Amazon Web Services (AWS) said late Monday it had fixed a huge outage that took thousands of websites and apps offline across the world for much of the day.
More than 1,000 platforms — including Snapchat and major banks such as Lloyds and Halifax — went down after technical failures struck Amazon’s cloud network in the United States. Downdetector, which tracks online disruptions, logged more than 11 million user reports during the outage.
Experts said the event revealed just how dependent global digital infrastructure has become on a few powerful cloud providers.
One error triggers a global shutdown
Professor Alan Woodward of the University of Surrey said the incident exposed the internet’s fragile interconnections. He warned that most online services depend on third-party infrastructure they cannot control. “Even a tiny human mistake can bring huge systems crashing down,” he said.
The problems began around 07:00 BST on Monday, when users struggled to access popular platforms like Fortnite and Duolingo.
By midday, Downdetector had recorded more than four million complaints across 500 websites — twice the usual weekday average.

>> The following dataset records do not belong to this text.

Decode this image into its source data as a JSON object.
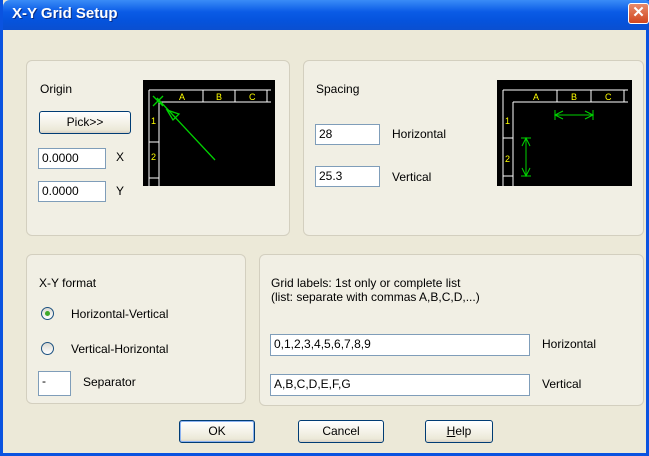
{
  "window": {
    "title": "X-Y Grid Setup",
    "close_glyph": "✕"
  },
  "origin": {
    "label": "Origin",
    "pick_button": "Pick>>",
    "x_value": "0.0000",
    "x_label": "X",
    "y_value": "0.0000",
    "y_label": "Y",
    "preview": {
      "cols": [
        "A",
        "B",
        "C"
      ],
      "rows": [
        "1",
        "2"
      ]
    }
  },
  "spacing": {
    "label": "Spacing",
    "horizontal_value": "28",
    "horizontal_label": "Horizontal",
    "vertical_value": "25.3",
    "vertical_label": "Vertical",
    "preview": {
      "cols": [
        "A",
        "B",
        "C"
      ],
      "rows": [
        "1",
        "2"
      ]
    }
  },
  "xy_format": {
    "label": "X-Y format",
    "options": [
      "Horizontal-Vertical",
      "Vertical-Horizontal"
    ],
    "selected": "Horizontal-Vertical",
    "separator_value": "-",
    "separator_label": "Separator"
  },
  "grid_labels": {
    "line1": "Grid labels: 1st only or complete list",
    "line2": "(list: separate with commas A,B,C,D,...)",
    "horizontal_value": "0,1,2,3,4,5,6,7,8,9",
    "horizontal_label": "Horizontal",
    "vertical_value": "A,B,C,D,E,F,G",
    "vertical_label": "Vertical"
  },
  "buttons": {
    "ok": "OK",
    "cancel": "Cancel",
    "help_first": "H",
    "help_rest": "elp"
  },
  "colors": {
    "titlebar": "#0a5be6",
    "preview_green": "#00d200",
    "preview_yellow": "#ffff00"
  }
}
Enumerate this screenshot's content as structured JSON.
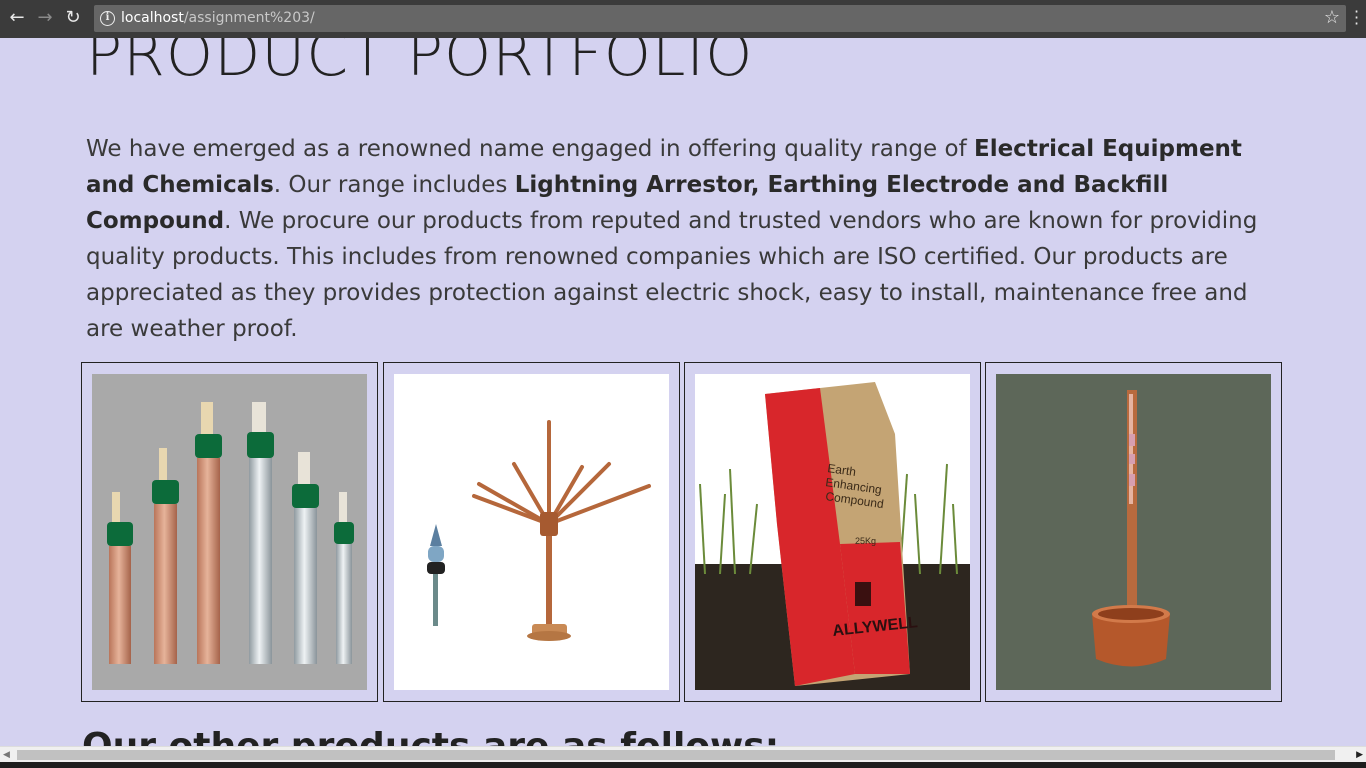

That number surged to over 11 million as additional services, including Reddit and Lloyds Bank, suffered failures.
At 23:00 BST, Amazon announced that all AWS systems had returned to normal. Engineers had temporarily restricted parts of the network to fix the core issue.
Hidden faults caused cascading failures
Mike Chapple, an IT professor at Notre Dame University, said the event resembled a large-scale power outage. He explained that while Amazon restored some systems early on, deeper technical faults likely caused repeated failures. “It’s like flipping the power switch before fixing the wiring,” he said.
Amazon has not yet provided a full explanation. In a brief update, the company said the problem appeared linked to DNS resolution involving the DynamoDB API in its US-EAST-1 region.
DNS, or Domain Name System, acts as the internet’s address book by turning website names into numerical codes computers can read. When it fails, browsers cannot locate websites, leaving users effectively cut off from the internet.
Concentration of power alarms tech experts
Cloudflare’s chief executive Matthew Prince said the outage underscored how heavily global systems rely on a few major players. “Everyone has a bad day, and today it was Amazon’s,” he said. “Cloud technology allows enormous growth, but one fault can take down millions of users.”
Cori Crider, who leads the Future of Technology Institute, compared the disruption to “a bridge collapsing in the digital economy.” She warned that around 70% of global cloud services rely on Amazon, Microsoft, and Google — a dominance she called “dangerously concentrated.”
“When one of these giants stumbles, entire industries fall with it,” Crider said. She urged both governments and companies to support smaller, regional providers to prevent similar crises in the future.
Businesses told to improve digital defences
Cornell University professor Ken Birman said companies relying on AWS must take some responsibility. “Too many organisations fail to design strong backup systems for their apps,” he said.
He noted that cloud failures happen more often than people realise, though rarely on this scale. “We already know how to make systems resilient and secure,” Birman said. “But too many firms sacrifice safety for speed and convenience.”
Legal fallout expected after massive disruption
The question of liability could soon head to the courts. After last year’s CrowdStrike failure, Delta Airlines is still trying to recover more than $500 million in damages. The airline had to manually restart 40,000 servers, causing severe flight delays over several days.
The Amazon outage has reignited a global debate about whether too much of the world’s internet depends on just a few tech giants — and whether a single company’s failure could once again bring the digital economy to its knees.